According to the defendant’s writing teacher: “This young man is the most extraordinary ward I’ve seen in years. It is the first time I have ever come to court to speak on one of my wards’ behalf. He took every course, including college courses for credit. He learned about his motivations and the origins of his anger by taking classes and writing about his feelings. All of us at juvenile hall want to do everything we can to help him avoid serving his eleven-year sentence.”

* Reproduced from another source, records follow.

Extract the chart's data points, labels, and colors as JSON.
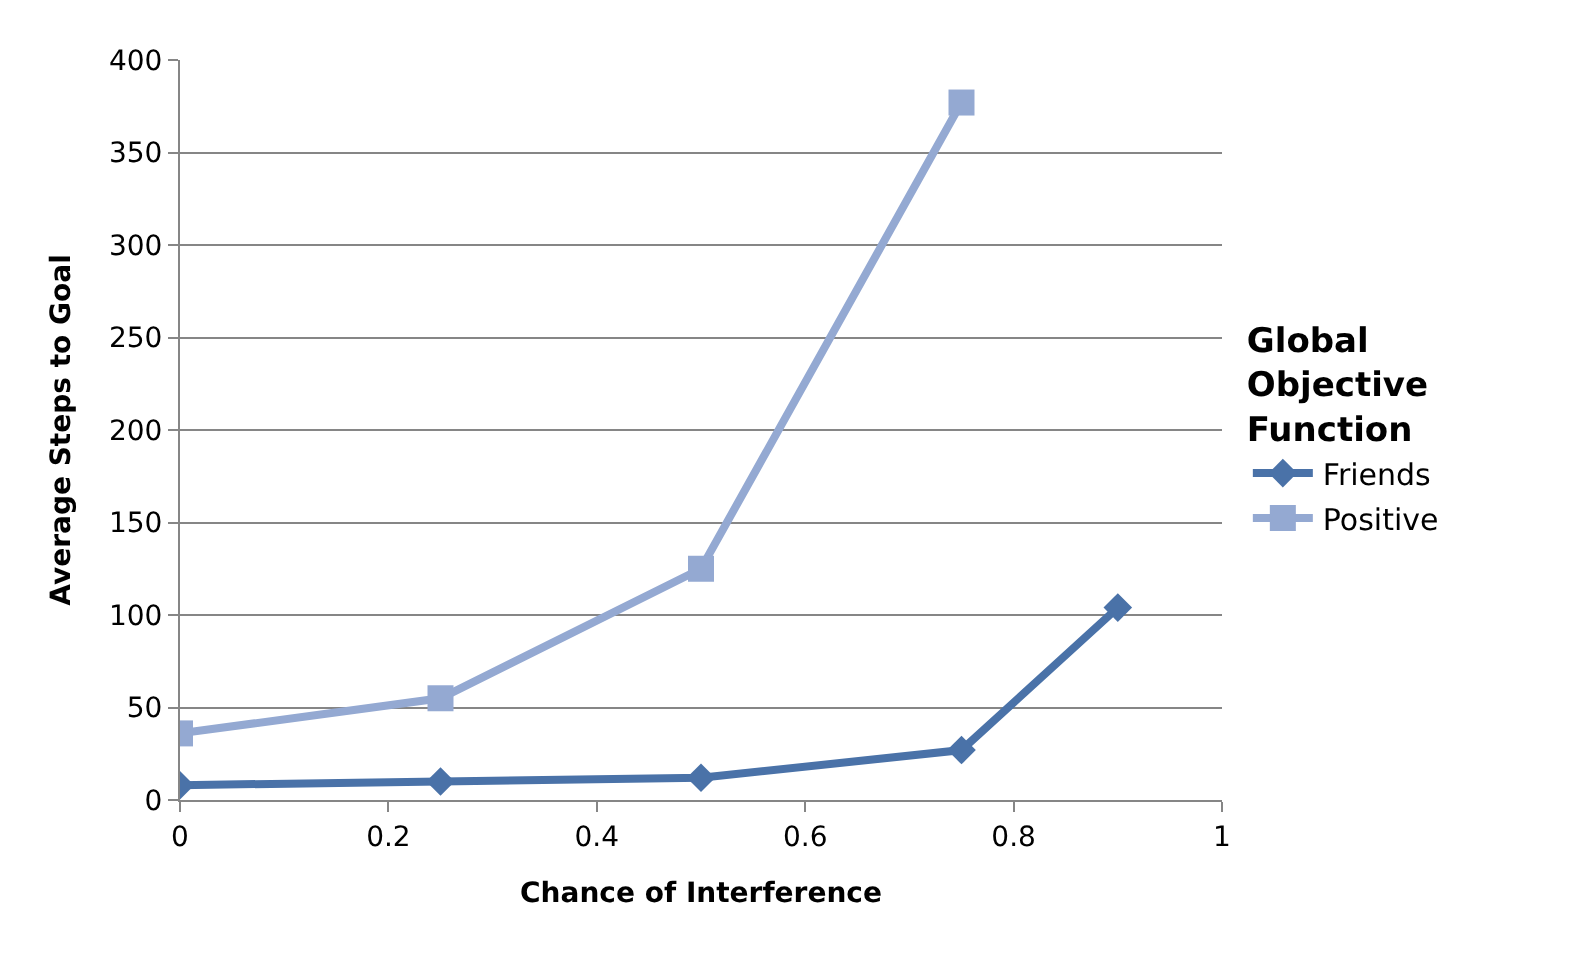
{
  "chart_data": {
    "type": "line",
    "xlabel": "Chance of Interference",
    "ylabel": "Average Steps to Goal",
    "legend_title": "Global\nObjective\nFunction",
    "series": [
      {
        "name": "Friends",
        "color": "#4a72a8",
        "marker": "diamond",
        "x": [
          0,
          0.25,
          0.5,
          0.75,
          0.9
        ],
        "values": [
          8,
          10,
          12,
          27,
          104
        ]
      },
      {
        "name": "Positive",
        "color": "#94a9d2",
        "marker": "square",
        "x": [
          0,
          0.25,
          0.5,
          0.75
        ],
        "values": [
          36,
          55,
          125,
          377
        ]
      }
    ],
    "xlim": [
      0,
      1
    ],
    "xticks": [
      0,
      0.2,
      0.4,
      0.6,
      0.8,
      1
    ],
    "ylim": [
      0,
      400
    ],
    "yticks": [
      0,
      50,
      100,
      150,
      200,
      250,
      300,
      350,
      400
    ],
    "grid": "y",
    "legend": "right",
    "line_style": "solid"
  }
}
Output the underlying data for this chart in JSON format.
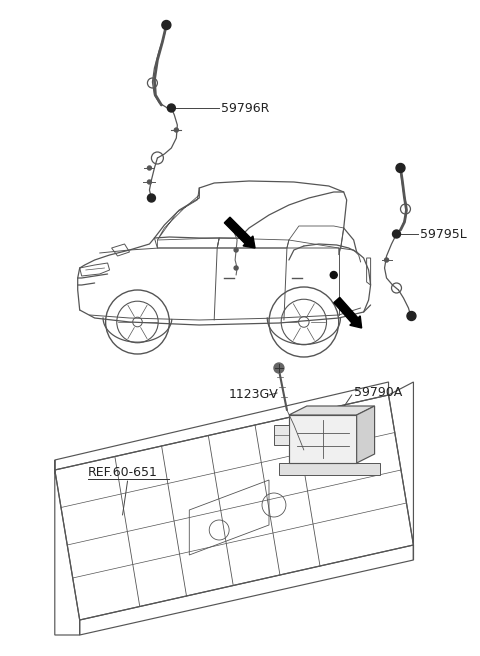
{
  "bg_color": "#ffffff",
  "line_color": "#444444",
  "label_color": "#222222",
  "text_fontsize": 9,
  "label_59796R": "59796R",
  "label_59795L": "59795L",
  "label_1123GV": "1123GV",
  "label_59790A": "59790A",
  "label_ref": "REF.60-651"
}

The defendant also wrote the court, expressing his remorse, concern for the victim’s family, his commitment to leave his gang, and his desire to spend the rest of his life counseling young men to stay away from gangs and crime. I had to explain the facts of life to the witnesses and family members in court.
“Once a deal is struck between the prosecution and defense, it is unlikely to be undone by a judge later. The law needs finality. It would be confusing and time-consuming if defendants could plead guilty, then change their minds and ask for a jury trial. Yesterday the prosecutor with the defense attorney spoke with the prosecutor’s supervisor and he would not budge. The defendant got the deal he made, and the prosecutor also benefited because she does not have to go through a trial.”
I made the recommendation requested by the defendant to be housed in state prison at Ironwood because of their excellent writing program. Unfortunately, prison authorities don’t pay much attention to judges’ recommendations for prison housing.